In this modeling, we will try to find the best method. There are some emthods or model that we would build and tested which are :
1. **Linear Regression** 
2. **Logistic Regression**
3. **Gaussian Naive-Bayes**
4. **K-Neighbors Classifier**
5. **Support Vector Classifier**
6. **Decision Tree Classifier**
7. **Ada Boost Classifier**
8. **Random Forest Classifier**

In [None]:
from sklearn.preprocessing import LabelEncoder, MinMaxScaler, OneHotEncoder
from sklearn.model_selection import train_test_split

y_values = train['>50k']
x_values = train.drop(['>50k', 'salary'], axis=1)

cat_cols = [c for c in x_values.columns if x_values[c].dtype == 'O'] 
num_cols = [c for c in x_values.columns if c not in cat_cols]

x_train, x_valid, y_train, y_valid = train_test_split(x_values, y_values, test_size=0.3)

In [None]:
workclass_le = LabelEncoder()
education_le = LabelEncoder()
marital_status_le = LabelEncoder()
occupation_le = LabelEncoder()
relationship_le = LabelEncoder()
race_le = LabelEncoder()
sex_le = LabelEncoder()
native_country_le = LabelEncoder()

cat_cols_var = [workclass_le, education_le, marital_status_le, 
                occupation_le, relationship_le, race_le, 
                sex_le, native_country_le]

cat_train_transformed = pd.DataFrame()
for i, c in zip(cat_cols, cat_cols_var):
    add = c.fit_transform(x_train[i]).reshape(-1, 1)
    add = pd.DataFrame(add, columns=[i])
    cat_train_transformed = pd.concat([cat_train_transformed, add], axis=1)
    
cat_valid_transformed = pd.DataFrame()
for i, c in zip(cat_cols, cat_cols_var):
    add = c.transform(x_valid[i]).reshape(-1, 1)
    add = pd.DataFrame(add, columns=[i])
    cat_valid_transformed = pd.concat([cat_valid_transformed, add], axis=1)
    
num_train = x_train[num_cols]
num_valid = x_valid[num_cols]
num_transformer = MinMaxScaler()

num_train_transformed = pd.DataFrame(num_transformer.fit_transform(num_train), columns=num_cols)
num_valid_transformed = pd.DataFrame(num_transformer.transform(num_valid), columns=num_cols)

x_train_transformed = pd.concat([cat_train_transformed, num_train_transformed], axis=1)
x_valid_transformed = pd.concat([cat_valid_transformed, num_valid_transformed], axis=1)

In [None]:
from sklearn.linear_model import LinearRegression, LogisticRegression
from sklearn.naive_bayes import GaussianNB
from sklearn.neighbors import KNeighborsClassifier
from sklearn.svm import SVC
from sklearn.tree import DecisionTreeClassifier
from sklearn.ensemble import AdaBoostClassifier, RandomForestClassifier

model = [LinearRegression(), LogisticRegression(), GaussianNB(), 
         KNeighborsClassifier(), SVC(), DecisionTreeClassifier(), 
         AdaBoostClassifier(), RandomForestClassifier()]
model_names = ['Linear Regression', 'Logistic Regression', 'Gaussian Naive-Bayes', 
               'K-Neighbors Classifier', 'Support Vector Classifier', 'Decision Tree Classifier', 
               'Ada Boost Classifier', 'Random Forest Classifier']
scores = np.zeros(len(model)).reshape(-1, 1)

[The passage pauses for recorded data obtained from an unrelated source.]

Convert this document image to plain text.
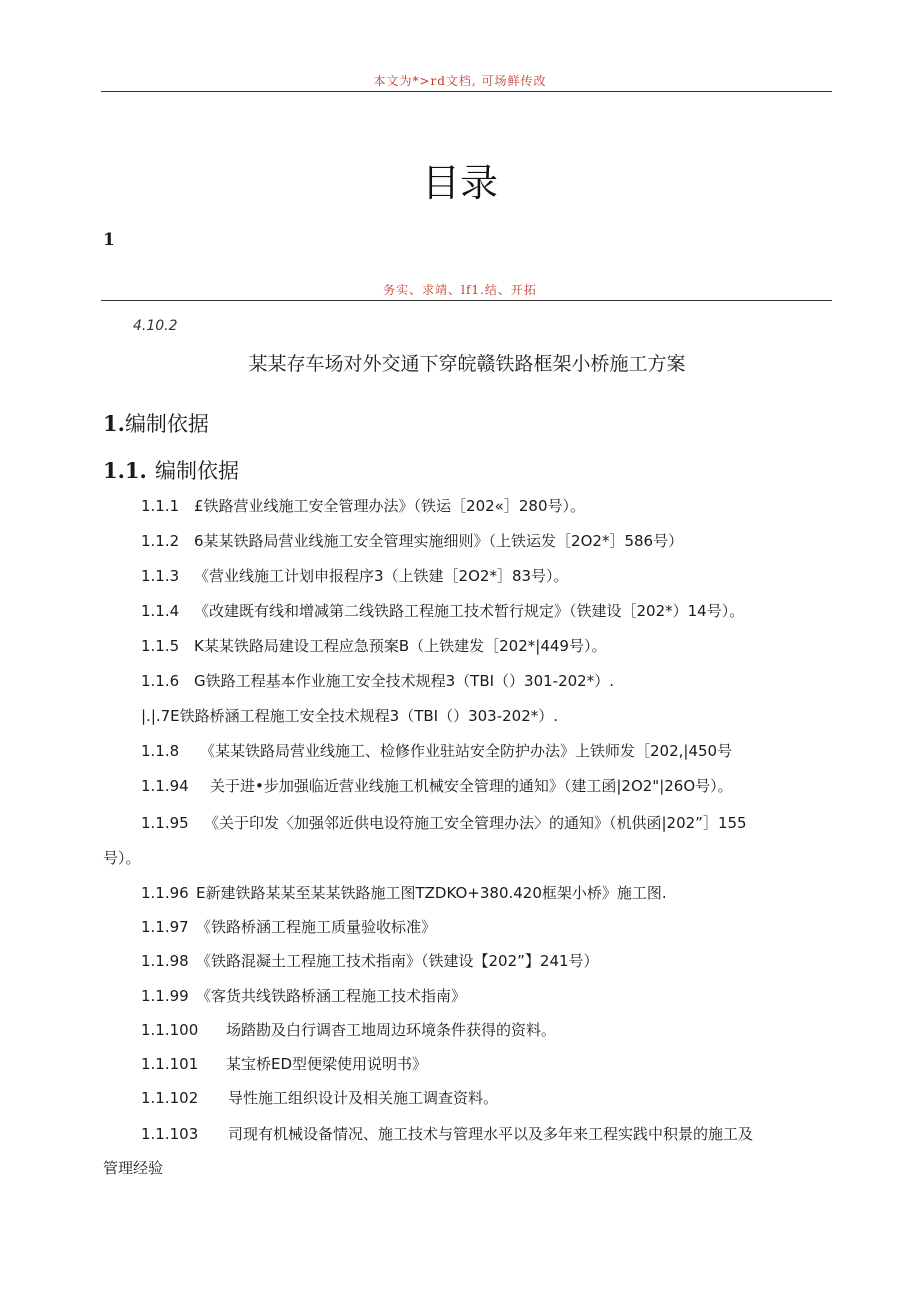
本文为*>rd文档, 可场鲜传改
目录
1
务实、求靖、lf1.结、开拓
4.10.2
某某存车场对外交通下穿皖赣铁路框架小桥施工方案
1.编制依据
1.1. 编制依据
1.1.1 £铁路营业线施工安全管理办法》（铁运［202«］280号）。
1.1.2 6某某铁路局营业线施工安全管理实施细则》（上铁运发［2O2*］586号）
1.1.3 《营业线施工计划申报程序3（上铁建［2O2*］83号）。
1.1.4 《改建既有线和增减第二线铁路工程施工技术暂行规定》（铁建设［202*）14号）。
1.1.5 K某某铁路局建设工程应急预案B（上铁建发［202*|449号）。
1.1.6 G铁路工程基本作业施工安全技术规程3（TBI（）301-202*）.
|.|.7E铁路桥涵工程施工安全技术规程3（TBI（）303-202*）.
1.1.8 《某某铁路局营业线施工、检修作业驻站安全防护办法》上铁师发［202,|450号
1.1.94 关于进•步加强临近营业线施工机械安全管理的通知》（建工函|2O2"|26O号）。
1.1.95 《关于印发〈加强邻近供电设符施工安全管理办法〉的通知》（机供函|202”］155
号）。
1.1.96 E新建铁路某某至某某铁路施工图TZDKO+380.420框架小桥》施工图.
1.1.97 《铁路桥涵工程施工质量验收标准》
1.1.98 《铁路混凝土工程施工技术指南》（铁建设【202”】241号）
1.1.99 《客货共线铁路桥涵工程施工技术指南》
1.1.100 场踏勘及白行调杳工地周边环境条件获得的资料。
1.1.101 某宝桥ED型便梁使用说明书》
1.1.102 导性施工组织设计及相关施工调查资料。
1.1.103 司现有机械设备情况、施工技术与管理水平以及多年来工程实践中积景的施工及
管理经验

for i, m in enumerate(model):
    clf = m.fit(x_train_transformed, y_train)
    scores[i] = clf.score(x_valid_transformed, y_valid)
    
the_scores = pd.DataFrame(scores, index=model_names, columns=['score'])

In [None]:
the_scores

In [None]:
from sklearn.model_selection import GridSearchCV

ab = AdaBoostClassifier()
parameters = {'n_estimators':[50, 80, 100, 130, 150, 200], 'learning_rate':[0.1, 0.5, 1, 1.2, 1.5, 2]}
clf = GridSearchCV(ab, parameters)
clf.fit(x_train_transformed, y_train)

In [None]:
AdaBoostClassifier().get_params().keys()

In [None]:
clf.cv_results_

In [None]:
clf.get_params

In [None]:
clf = AdaBoostClassifier(n_estimators=120, learning_rate=1).fit(x_train_transformed, y_train)
s = clf.score(x_valid_transformed, y_valid)
s

The best model that we can get here is **Ada Boost Classifier** with the parameter :
1. n_estimator = 120
2. learning_rate = 1

From this model we can get the accuracy of 86.28%.

# Conclusion
1. There are many factors contributing to how much wage a worker will get, from education to expererience
2. Jobs with the most workers to be paid more than 50 thousands dollars are **Executive Managerial** and **Professional**.
3. The best prediction model we can find is Ada Boost Classifier with the parameters: (*n_estimator* = 120, *learning_rate* = 1).